Refund attempts occur in a try-catch
block without proper handling, meaning attackers can repeatedly attempt refunds until conditions are favorable.
PoC
Attackers can manipulate tx.gasprice
to get higher-than-intended refunds:
Deposit funds while setting an artificially high gas price.
Trigger execution fee refund calculations in _mint()
or _handleReturn()
.
Receive an excessive refund compared to actual gas costs.
Repeat the process to drain the protocol’s execution fee reserves.
Excessive refunds can deplete protocol funds, leading to financial losses.
Gas price manipulation allows users to drain ETH reserves by forcing unnecessary refunds.
Potential DoS attack vector, where attackers repeatedly trigger refund logic with high gas prices.
Manual Review
Set a maximum refund cap to prevent excessive refunds beyond reasonable gas costs.

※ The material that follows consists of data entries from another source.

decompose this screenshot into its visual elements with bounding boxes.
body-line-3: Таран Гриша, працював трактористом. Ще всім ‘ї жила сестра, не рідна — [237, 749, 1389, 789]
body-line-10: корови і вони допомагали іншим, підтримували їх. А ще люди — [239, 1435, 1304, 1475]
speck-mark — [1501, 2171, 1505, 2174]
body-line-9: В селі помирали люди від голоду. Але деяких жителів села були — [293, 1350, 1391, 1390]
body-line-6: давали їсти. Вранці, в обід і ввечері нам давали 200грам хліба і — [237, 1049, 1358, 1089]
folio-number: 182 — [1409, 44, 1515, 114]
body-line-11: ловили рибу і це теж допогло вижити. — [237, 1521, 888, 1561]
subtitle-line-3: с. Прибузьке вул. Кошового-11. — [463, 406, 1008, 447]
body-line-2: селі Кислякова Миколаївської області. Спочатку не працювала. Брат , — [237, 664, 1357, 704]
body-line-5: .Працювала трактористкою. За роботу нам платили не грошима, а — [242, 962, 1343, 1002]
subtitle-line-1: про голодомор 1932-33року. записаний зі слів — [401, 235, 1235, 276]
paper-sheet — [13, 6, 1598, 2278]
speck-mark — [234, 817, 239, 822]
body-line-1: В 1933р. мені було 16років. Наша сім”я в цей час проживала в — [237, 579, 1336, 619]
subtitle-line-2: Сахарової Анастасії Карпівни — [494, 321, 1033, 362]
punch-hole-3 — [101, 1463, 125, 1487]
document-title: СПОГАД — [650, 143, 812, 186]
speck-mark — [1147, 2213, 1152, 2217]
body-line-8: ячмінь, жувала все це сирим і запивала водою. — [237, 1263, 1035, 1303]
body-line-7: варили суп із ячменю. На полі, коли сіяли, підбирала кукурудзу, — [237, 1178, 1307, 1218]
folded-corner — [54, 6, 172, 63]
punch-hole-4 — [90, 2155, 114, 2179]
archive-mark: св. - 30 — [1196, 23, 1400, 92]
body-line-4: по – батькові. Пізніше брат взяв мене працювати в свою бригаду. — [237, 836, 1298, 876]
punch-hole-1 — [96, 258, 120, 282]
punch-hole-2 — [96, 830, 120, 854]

Use a fixed gas price estimation instead of tx.gasprice
to calculate execution fees.
Prevent multiple refund attempts by storing a refund claim state.
Improve error handling in the try-catch
block to avoid silent refund failures.
If the sender does not provide enough, the transaction to create the order won't be included in the current block: no problem. If the user provides more, they will pay more: user mistake. Moreover, the `refundFee` is set to `true` only when the keeper is the caller, preventing manipulation.